Pour le proviseur Pierre Onsala « c’est un coup dur pour la communauté éducative du lycée bilingue de Kaélé. Surtout que Ayang vient à peine d’être parent. Il laisse une veuve et un enfant de deux mois qui n’aura pas la chance de connaître son père. C’est cruel.
Nous espérons que toute la lumière sera faite sur cet acte odieux». Permissionnaire, le défunt Étienne Ayang Kolfoung se rendait à Maroua en compagnie d’un chauffeur de moto taxi (celui avec lequel il a l’habitude de déplacements) pour toucher son salaire, lorsque l’irréparable se produisit. Selon les témoignages de Wapou, le conducteur de moto, « en route, Ayang m’a demandé si j’avais un peu d’argent sur moi. Je lui ai dit que je n’avais que 2000 Fcfa. Il m’a demandé qu’on s’arrête à Ndra Ndra Bar pour prendre une bière avant de continuer sur Maroua».
VIOLENTE ALTERCATION
Dans le bar, ils trouvent 4 éléments du BIR. « Ayang les a salués, croyant avoir reconnu l’un d’eux comme son ancien camarade. Ce que le concerné a malheureusement mal pris.

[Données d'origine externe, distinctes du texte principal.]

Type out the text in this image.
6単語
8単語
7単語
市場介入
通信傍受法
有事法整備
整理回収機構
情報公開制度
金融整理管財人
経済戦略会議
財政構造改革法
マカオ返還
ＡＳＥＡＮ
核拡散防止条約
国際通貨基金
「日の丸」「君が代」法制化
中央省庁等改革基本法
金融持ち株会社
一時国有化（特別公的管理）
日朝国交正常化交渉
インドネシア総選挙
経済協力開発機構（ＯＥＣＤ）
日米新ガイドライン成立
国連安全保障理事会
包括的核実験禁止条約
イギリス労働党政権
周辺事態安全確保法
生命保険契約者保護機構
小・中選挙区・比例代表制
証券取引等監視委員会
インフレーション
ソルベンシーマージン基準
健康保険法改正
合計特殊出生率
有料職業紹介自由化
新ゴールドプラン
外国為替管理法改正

Pendant qu’Ayang s’excusait, lui continuait de gronder. C’est là que je lui ai dit : qu’a-t-il dit ou fait de mauvais pour s’en prendre comme ça à lui ? Du moment qu’il s’est excusé auprès de vous. C’est là donc qu’il s’est levé et est venu vers moi en me mettant sous la gorge le couteau baïonnette, me demandant de parler si je suis un garçon. Je n’ai rien dit. Quand il est parti, Ayang m’a dit : finis ta bière, on part. C’est effectivement en sortant qu’il revient à la charge en disant à Ayang, tu pars où ?

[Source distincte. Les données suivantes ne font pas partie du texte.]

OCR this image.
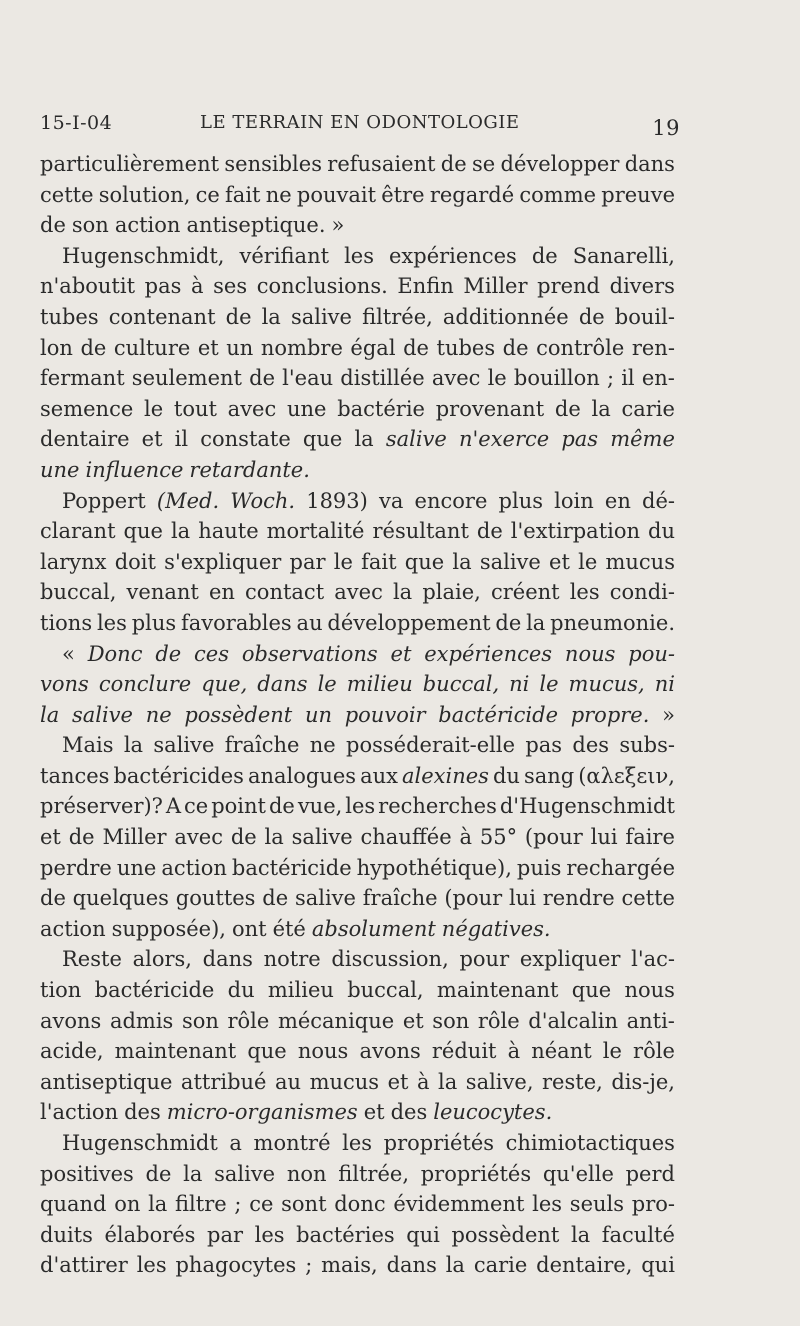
15-I-04	LE TERRAIN EN ODONTOLOGIE	19
particulièrement sensibles refusaient de se développer dans
cette solution, ce fait ne pouvait être regardé comme preuve
de son action antiseptique. »
Hugenschmidt, vérifiant les expériences de Sanarelli,
n'aboutit pas à ses conclusions. Enfin Miller prend divers
tubes contenant de la salive filtrée, additionnée de bouil-
lon de culture et un nombre égal de tubes de contrôle ren-
fermant seulement de l'eau distillée avec le bouillon ; il en-
semence le tout avec une bactérie provenant de la carie
dentaire et il constate que la salive n'exerce pas même
une influence retardante.
Poppert (Med. Woch. 1893) va encore plus loin en dé-
clarant que la haute mortalité résultant de l'extirpation du
larynx doit s'expliquer par le fait que la salive et le mucus
buccal, venant en contact avec la plaie, créent les condi-
tions les plus favorables au développement de la pneumonie.
« Donc de ces observations et expériences nous pou-
vons conclure que, dans le milieu buccal, ni le mucus, ni
la salive ne possèdent un pouvoir bactéricide propre. »
Mais la salive fraîche ne posséderait-elle pas des subs-
tances bactéricides analogues aux alexines du sang (αλεξειν,
préserver)? A ce point de vue, les recherches d'Hugenschmidt
et de Miller avec de la salive chauffée à 55° (pour lui faire
perdre une action bactéricide hypothétique), puis rechargée
de quelques gouttes de salive fraîche (pour lui rendre cette
action supposée), ont été absolument négatives.
Reste alors, dans notre discussion, pour expliquer l'ac-
tion bactéricide du milieu buccal, maintenant que nous
avons admis son rôle mécanique et son rôle d'alcalin anti-
acide, maintenant que nous avons réduit à néant le rôle
antiseptique attribué au mucus et à la salive, reste, dis-je,
l'action des micro-organismes et des leucocytes.
Hugenschmidt a montré les propriétés chimiotactiques
positives de la salive non filtrée, propriétés qu'elle perd
quand on la filtre ; ce sont donc évidemment les seuls pro-
duits élaborés par les bactéries qui possèdent la faculté
d'attirer les phagocytes ; mais, dans la carie dentaire, qui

N’est-ce pas que tu connais tout le monde, tu ne vas aller nulle part. La seule chose qu’Ayang a dite : c’était une confusion et je me suis excusé ; c’est quelle histoire ça encore ? C’est comme ça qu’un autre militaire s’est aussi levé pour venir bloquer le passage à Ayang. Lorsque Ayang cherchait à passer, il l’a giflé à deux reprises avant de le poignarder à la poitrine, au niveau du cœur. Lorsque Ayang s’écroule, les 4 militaires ont voulu s’enfuir. C’est là que j’ai pu maîtriser un d’entre eux en lui disant que vous ne pouvez pas tuer mon ami et prendre la fuite.
L’un est revenu, m’a boxé et frappé avec les rangers, j’ai dit qu’on va seulement me tuer avec celui-là. Je criais au secours et la population est venue, le militaire a pris fuite, mais j’ai réussi à maîtriser l’un d’eux jusqu’à ce que les gendarmes viennent le menotter».

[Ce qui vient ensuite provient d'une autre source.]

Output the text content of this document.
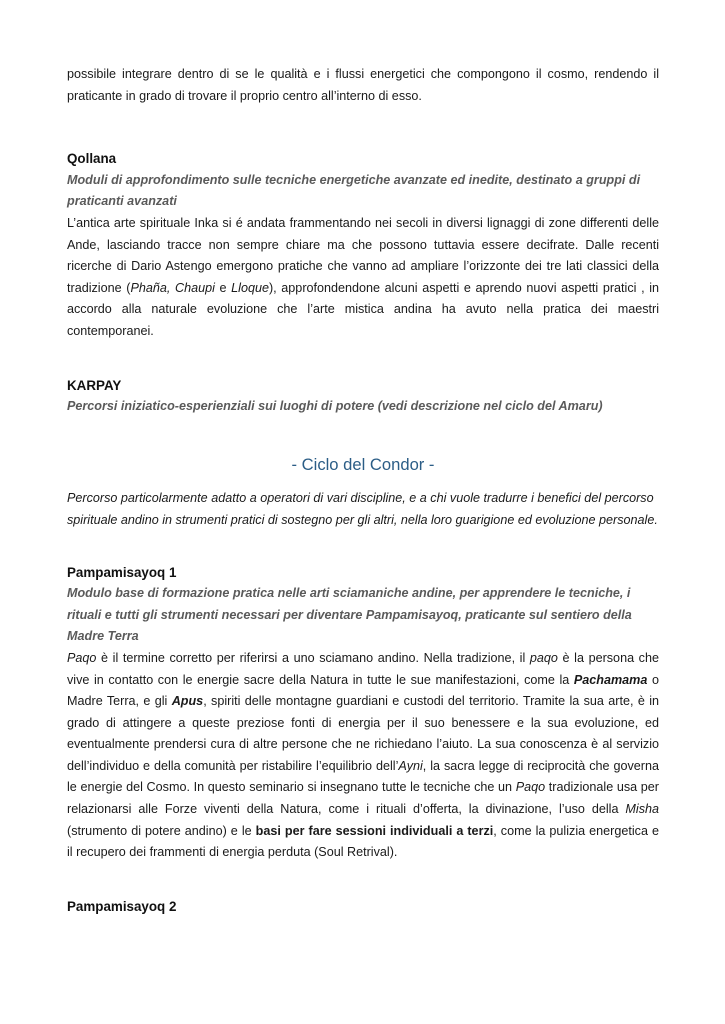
possibile integrare dentro di se le qualità e i flussi energetici che compongono il cosmo, rendendo il praticante in grado di trovare il proprio centro all’interno di esso.

Qollana

Moduli di approfondimento sulle tecniche energetiche avanzate ed inedite, destinato a gruppi di praticanti avanzati

L’antica arte spirituale Inka si é andata frammentando nei secoli in diversi lignaggi di zone differenti delle Ande, lasciando tracce non sempre chiare ma che possono tuttavia essere decifrate. Dalle recenti ricerche di Dario Astengo emergono pratiche che vanno ad ampliare l’orizzonte dei tre lati classici della tradizione (Phaña, Chaupi e Lloque), approfondendone alcuni aspetti e aprendo nuovi aspetti pratici , in accordo alla naturale evoluzione che l’arte mistica andina ha avuto nella pratica dei maestri contemporanei.

KARPAY

Percorsi iniziatico-esperienziali sui luoghi di potere (vedi descrizione nel ciclo del Amaru)

- Ciclo del Condor -

Percorso particolarmente adatto a operatori di vari discipline, e a chi vuole tradurre i benefici del percorso spirituale andino in strumenti pratici di sostegno per gli altri, nella loro guarigione ed evoluzione personale.

Pampamisayoq 1

Modulo base di formazione pratica nelle arti sciamaniche andine, per apprendere le tecniche, i rituali e tutti gli strumenti necessari per diventare Pampamisayoq, praticante sul sentiero della Madre Terra

Paqo è il termine corretto per riferirsi a uno sciamano andino. Nella tradizione, il paqo è la persona che vive in contatto con le energie sacre della Natura in tutte le sue manifestazioni, come la Pachamama o Madre Terra, e gli Apus, spiriti delle montagne guardiani e custodi del territorio. Tramite la sua arte, è in grado di attingere a queste preziose fonti di energia per il suo benessere e la sua evoluzione, ed eventualmente prendersi cura di altre persone che ne richiedano l’aiuto. La sua conoscenza è al servizio dell’individuo e della comunità per ristabilire l’equilibrio dell’Ayni, la sacra legge di reciprocità che governa le energie del Cosmo. In questo seminario si insegnano tutte le tecniche che un Paqo tradizionale usa per relazionarsi alle Forze viventi della Natura, come i rituali d’offerta, la divinazione, l’uso della Misha (strumento di potere andino) e le basi per fare sessioni individuali a terzi, come la pulizia energetica e il recupero dei frammenti di energia perduta (Soul Retrival).

Pampamisayoq 2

Dans un communiqué du ministère de la Défense rendu public le 28 février 2023 au
sujet de cette affaire, « l’enseignant aurait reconnu l’un des militaires, le soldat de 2ème classe Woulkam Baïbaï en service au 5ème BIR, avec qui il aurait eu quelques antécédents par le passé. Sous l’emprise de l’alcool, une violente altercation s’en est suivie entre l’enseignant et le soldat. Malheureusement elle s’est soldé par la mort de l’enseignant ayant reçu un coup de poignard du soldat».
Et de poursuivre : « comme mesures conservatoires immédiates, le soldat de 2ème classe Woulkam Baïbaï a été interpellé, désarmé, démobilisé, sorti de la zone manu-militari et mis aux arrêts à la compagnie de gendarmerie de Kaelé. S’agissant des trois camarades témoins de la scène, ils sont en cours d’exploitation approfondie à la brigade territoriale de gendarmerie de Moutourwa».
Les enquêtes sont en cours pour appréhender les deux autres fugitifs. Hier après-midi, le proviseur du lycée de Kaélé, Pierre Onsala s’est rendu, avec ses collaborateurs dans la famille du défunt Ayang pour réconforter sa famille et s’enquérir de la suite. Lequel laisse une veuve, un enfant de deux mois, son père, infirmier à la retraite et sa mère, officier de police encore en activité à Kaélé. Parmi ses collègues, Ayang est décrit comme un bon enseignant de français, très blagueur.